The amount of code in a single file is intimidating and difficult to maintain.

The code is not formatted in a way that for example VSCode can understand, leading to constant trouble in accidentally (but correctly) saving a file in VSCode and the code being reformatted in Black style that is unacceptable in Fontbakery.

Debugging prints need to be visible in the output. If not print(), at least logging.debug() statements need to be visible directly (specifying --loglevel DEBUG in the command line is okay of course), but yield DEBUG, "..." is unpythonic and intransparent to call for inexperienced users.

Overall, Fontbakery is very difficult to author.

I propose profiles and checks to be organized in a folder structure where each check (may) sit in its own file:

profiles
 └ googlefonts
    ├ conditions.py
    └ checks
       ├ usweightclass.py
       ├ nametable.py
       ├ ...

and then each file contains classes that inherit from the main Check class. The file name is insignificant (should be identical to check class for single-check files.) This allows foundries to accumulate subsets of all the checks they want in a single file, or to group related checks into one file, but also allows the complete separation of checks into single files.

Fontbakery runs whichever decendants of the the main Check class it can find in a file.

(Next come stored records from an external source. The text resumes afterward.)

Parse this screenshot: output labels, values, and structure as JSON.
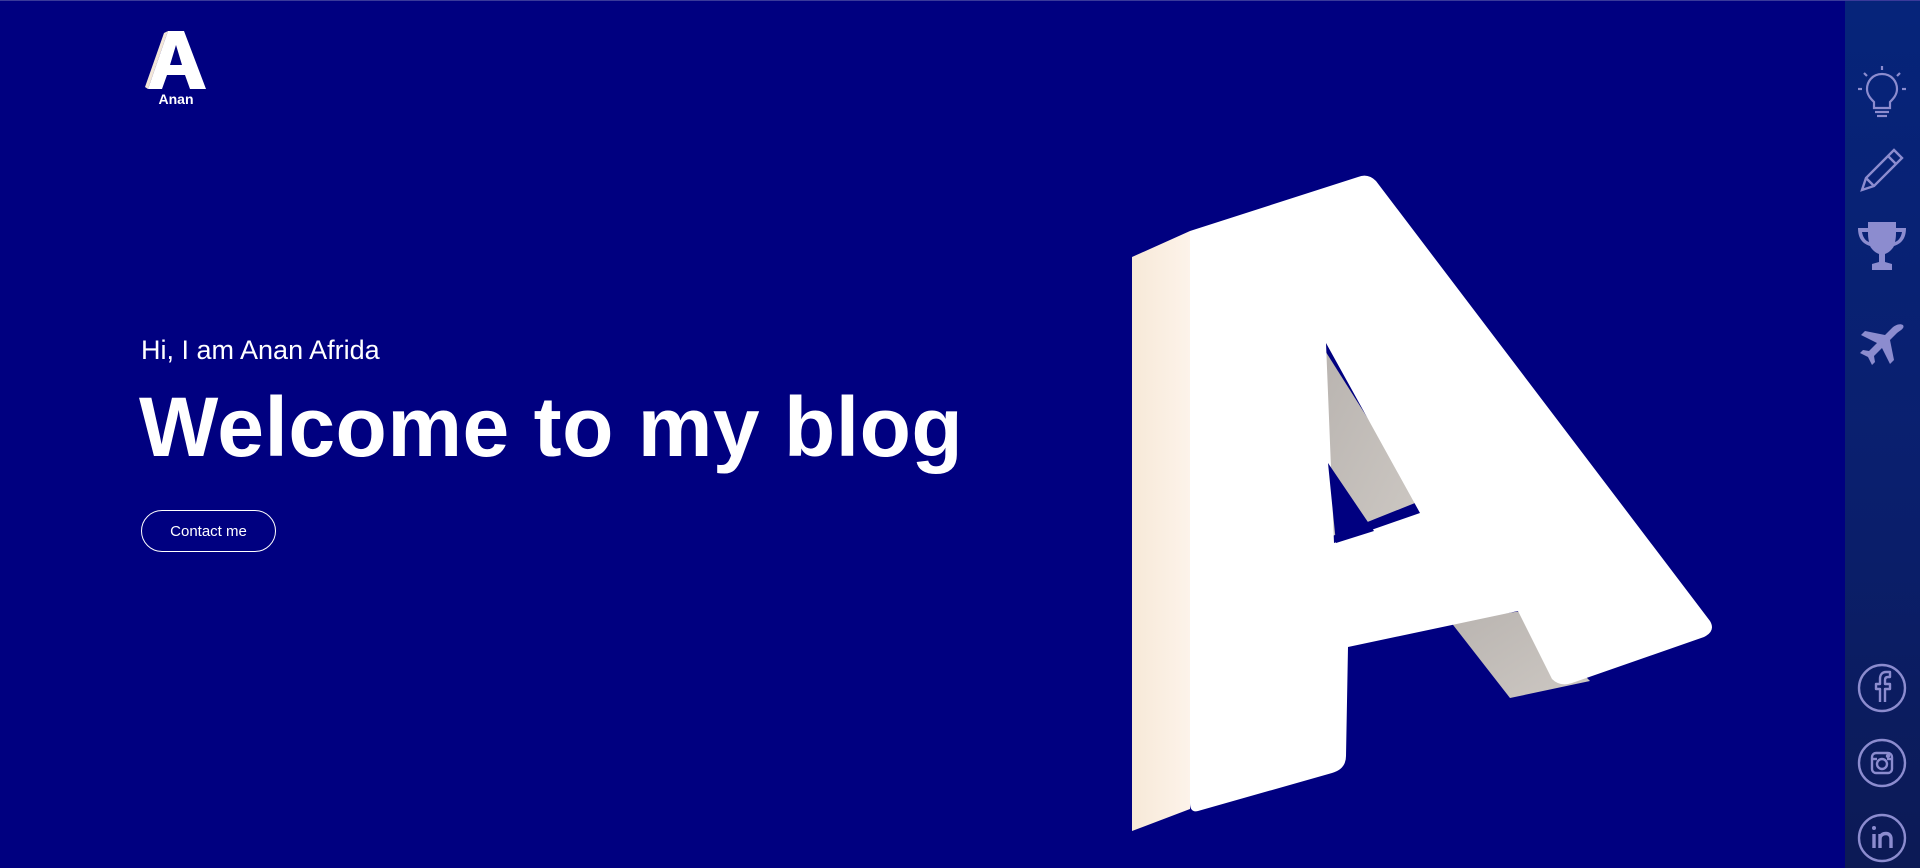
{
  "logo": {
    "letter": "A",
    "name": "Anan"
  },
  "hero": {
    "greeting": "Hi, I am Anan Afrida",
    "headline": "Welcome to my blog",
    "contact_label": "Contact me",
    "graphic_letter": "A"
  },
  "sidebar": {
    "nav_icons": [
      "lightbulb-icon",
      "pencil-icon",
      "trophy-icon",
      "airplane-icon"
    ],
    "social_icons": [
      "facebook-icon",
      "instagram-icon",
      "linkedin-icon"
    ]
  },
  "colors": {
    "background": "#000080",
    "sidebar": "#0a1f6e",
    "icon": "#8c8ccf",
    "text": "#ffffff"
  }
}
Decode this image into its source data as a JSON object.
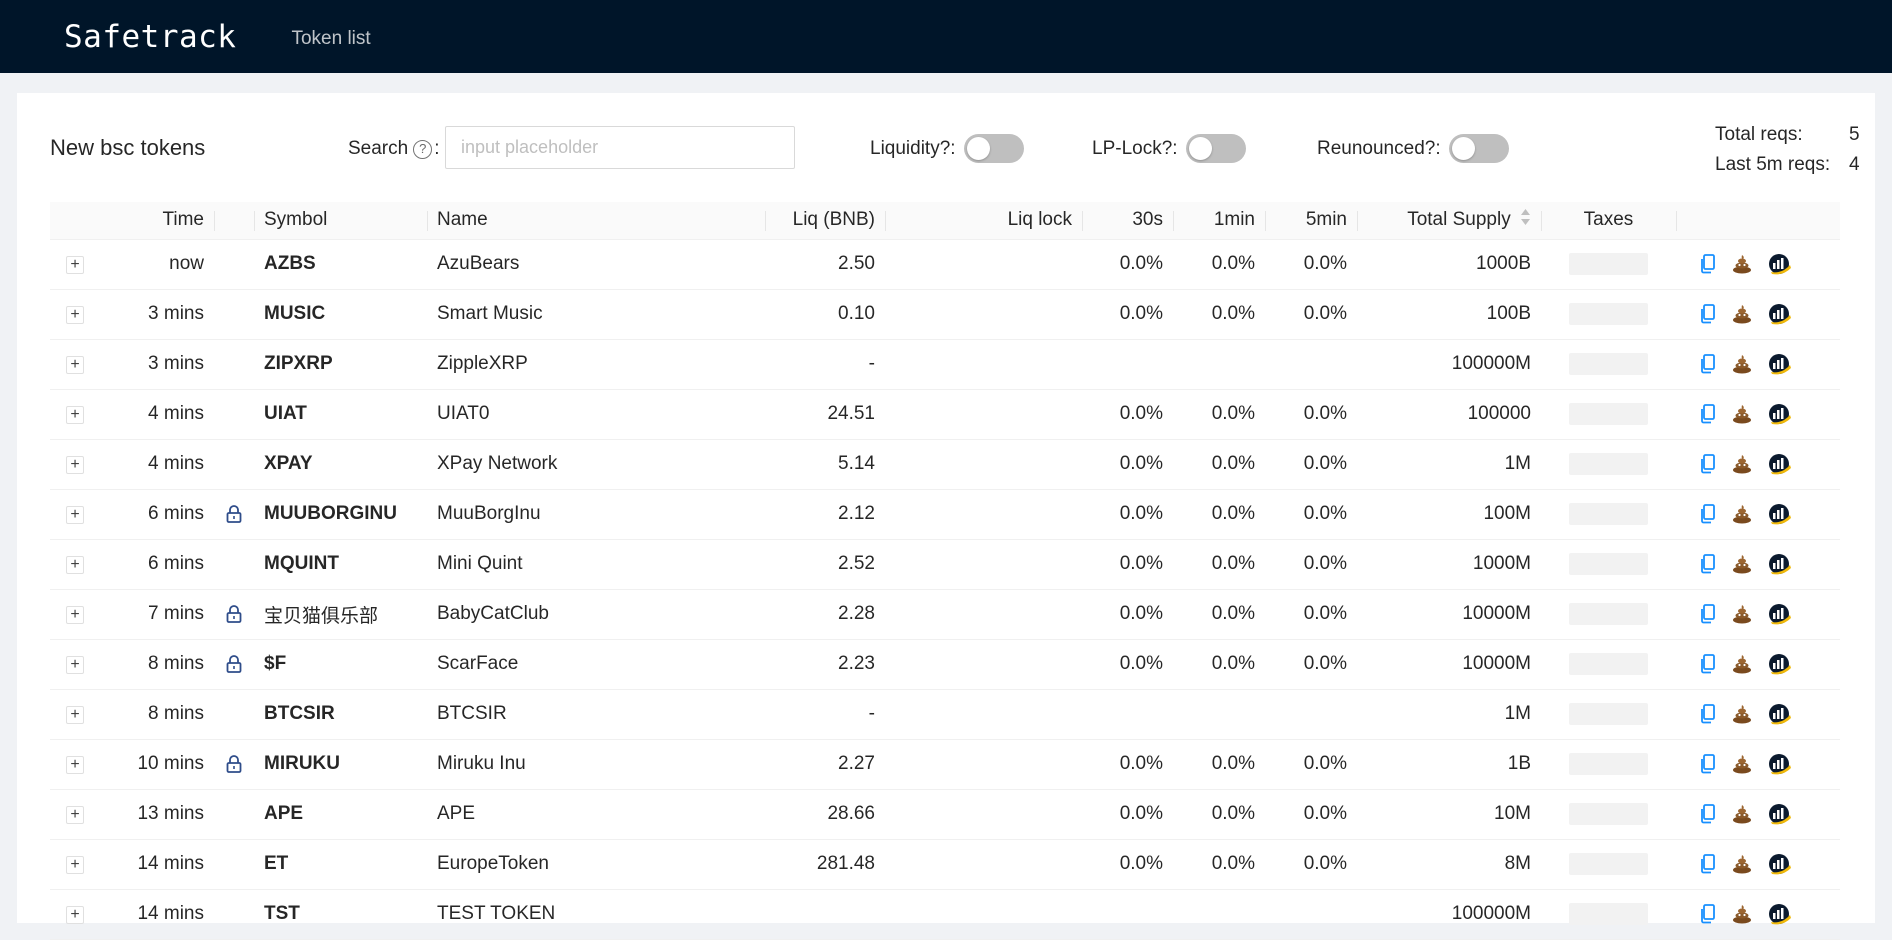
{
  "app": {
    "brand": "Safetrack",
    "nav": [
      "Token list"
    ]
  },
  "toolbar": {
    "title": "New bsc tokens",
    "search_label": "Search",
    "search_suffix": ":",
    "search_placeholder": "input placeholder",
    "filters": [
      {
        "label": "Liquidity?:",
        "on": false
      },
      {
        "label": "LP-Lock?:",
        "on": false
      },
      {
        "label": "Reunounced?:",
        "on": false
      }
    ],
    "stats": [
      {
        "label": "Total reqs:",
        "value": "5"
      },
      {
        "label": "Last 5m reqs:",
        "value": "4"
      }
    ]
  },
  "columns": [
    "Time",
    "",
    "Symbol",
    "Name",
    "Liq (BNB)",
    "Liq lock",
    "30s",
    "1min",
    "5min",
    "Total Supply",
    "Taxes",
    ""
  ],
  "rows": [
    {
      "time": "now",
      "lock": false,
      "symbol": "AZBS",
      "name": "AzuBears",
      "liq": "2.50",
      "liqlock": "",
      "s30": "0.0%",
      "m1": "0.0%",
      "m5": "0.0%",
      "supply": "1000B"
    },
    {
      "time": "3 mins",
      "lock": false,
      "symbol": "MUSIC",
      "name": "Smart Music",
      "liq": "0.10",
      "liqlock": "",
      "s30": "0.0%",
      "m1": "0.0%",
      "m5": "0.0%",
      "supply": "100B"
    },
    {
      "time": "3 mins",
      "lock": false,
      "symbol": "ZIPXRP",
      "name": "ZippleXRP",
      "liq": "-",
      "liqlock": "",
      "s30": "",
      "m1": "",
      "m5": "",
      "supply": "100000M"
    },
    {
      "time": "4 mins",
      "lock": false,
      "symbol": "UIAT",
      "name": "UIAT0",
      "liq": "24.51",
      "liqlock": "",
      "s30": "0.0%",
      "m1": "0.0%",
      "m5": "0.0%",
      "supply": "100000"
    },
    {
      "time": "4 mins",
      "lock": false,
      "symbol": "XPAY",
      "name": "XPay Network",
      "liq": "5.14",
      "liqlock": "",
      "s30": "0.0%",
      "m1": "0.0%",
      "m5": "0.0%",
      "supply": "1M"
    },
    {
      "time": "6 mins",
      "lock": true,
      "symbol": "MUUBORGINU",
      "name": "MuuBorgInu",
      "liq": "2.12",
      "liqlock": "",
      "s30": "0.0%",
      "m1": "0.0%",
      "m5": "0.0%",
      "supply": "100M"
    },
    {
      "time": "6 mins",
      "lock": false,
      "symbol": "MQUINT",
      "name": "Mini Quint",
      "liq": "2.52",
      "liqlock": "",
      "s30": "0.0%",
      "m1": "0.0%",
      "m5": "0.0%",
      "supply": "1000M"
    },
    {
      "time": "7 mins",
      "lock": true,
      "symbol": "宝贝猫俱乐部",
      "cjk": true,
      "name": "BabyCatClub",
      "liq": "2.28",
      "liqlock": "",
      "s30": "0.0%",
      "m1": "0.0%",
      "m5": "0.0%",
      "supply": "10000M"
    },
    {
      "time": "8 mins",
      "lock": true,
      "symbol": "$F",
      "name": "ScarFace",
      "liq": "2.23",
      "liqlock": "",
      "s30": "0.0%",
      "m1": "0.0%",
      "m5": "0.0%",
      "supply": "10000M"
    },
    {
      "time": "8 mins",
      "lock": false,
      "symbol": "BTCSIR",
      "name": "BTCSIR",
      "liq": "-",
      "liqlock": "",
      "s30": "",
      "m1": "",
      "m5": "",
      "supply": "1M"
    },
    {
      "time": "10 mins",
      "lock": true,
      "symbol": "MIRUKU",
      "name": "Miruku Inu",
      "liq": "2.27",
      "liqlock": "",
      "s30": "0.0%",
      "m1": "0.0%",
      "m5": "0.0%",
      "supply": "1B"
    },
    {
      "time": "13 mins",
      "lock": false,
      "symbol": "APE",
      "name": "APE",
      "liq": "28.66",
      "liqlock": "",
      "s30": "0.0%",
      "m1": "0.0%",
      "m5": "0.0%",
      "supply": "10M"
    },
    {
      "time": "14 mins",
      "lock": false,
      "symbol": "ET",
      "name": "EuropeToken",
      "liq": "281.48",
      "liqlock": "",
      "s30": "0.0%",
      "m1": "0.0%",
      "m5": "0.0%",
      "supply": "8M"
    },
    {
      "time": "14 mins",
      "lock": false,
      "symbol": "TST",
      "name": "TEST TOKEN",
      "liq": "",
      "liqlock": "",
      "s30": "",
      "m1": "",
      "m5": "",
      "supply": "100000M"
    }
  ],
  "icons": {
    "copy": "copy-icon",
    "poo": "poocoin-icon",
    "chart": "dextools-chart-icon",
    "lock": "lock-icon",
    "help": "question-circle-icon",
    "sort": "sort-icon",
    "expand": "plus-icon"
  },
  "colors": {
    "header_bg": "#001529",
    "copy_icon": "#1890ff",
    "poo_icon": "#8b5a2b",
    "chart_icon": "#f0b90b",
    "lock_icon": "#2f4d8a"
  }
}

The command line -c argument translates to the highest-level classnames defined in each profile.

Putting code-tests into the same class further reduces the friction in authoring checks.

from fontbakery.checkrunner import Check, Message
from fontbakery.status import INFO, WARN, ERROR, SKIP, PASS, FAIL, DEBUG
from fontbakery.profiles.googlefonts.conditions import is_ttf
from fontTools.ttLib import TTFont

class usweightclass(Check):
    rationale = "..."
    conditions = [is_ttf]

    def check(self, fontpaths):
        ttFont = TTFont(fontpaths[0])
        ...
        yield FAIL, Message("...")

    def test(self):
        """Code test directly here in the same file."""
        ...

        assert PASS in self.check("path/to/font.ttf")
        assert FAIL in self.check("path/to/otherfont.ttf")

Foundries may assemble their checks purely from other foundries' profiles all in one file if they wish. Of course, foundry may host their profile independently of the fontbakery package as is already the case today (I think).

profiles
 └ myfoundry
    └ checks
       └ allchecks.py

And subset checks en-masse like that (or in individual files):

from fontbakery.profiles.googlefonts.checks import usweightclass
from fontbakery.profiles.googlefonts.checks import nametable
from fontbakery.profiles.adobe.checks import nametable as adobenametable

class usweightclass(usweightclass.usweightclass);
class nametable_ID1(nametable.nametable_ID1);
class nametable_ID2(nametable.nametable_ID1);
class nametable_ID1617(adobenametable.nametable_ID1617);

Needless to say, Black formatting is the standard in font tools today and Fontbakery shouldn't be an exception here IMO.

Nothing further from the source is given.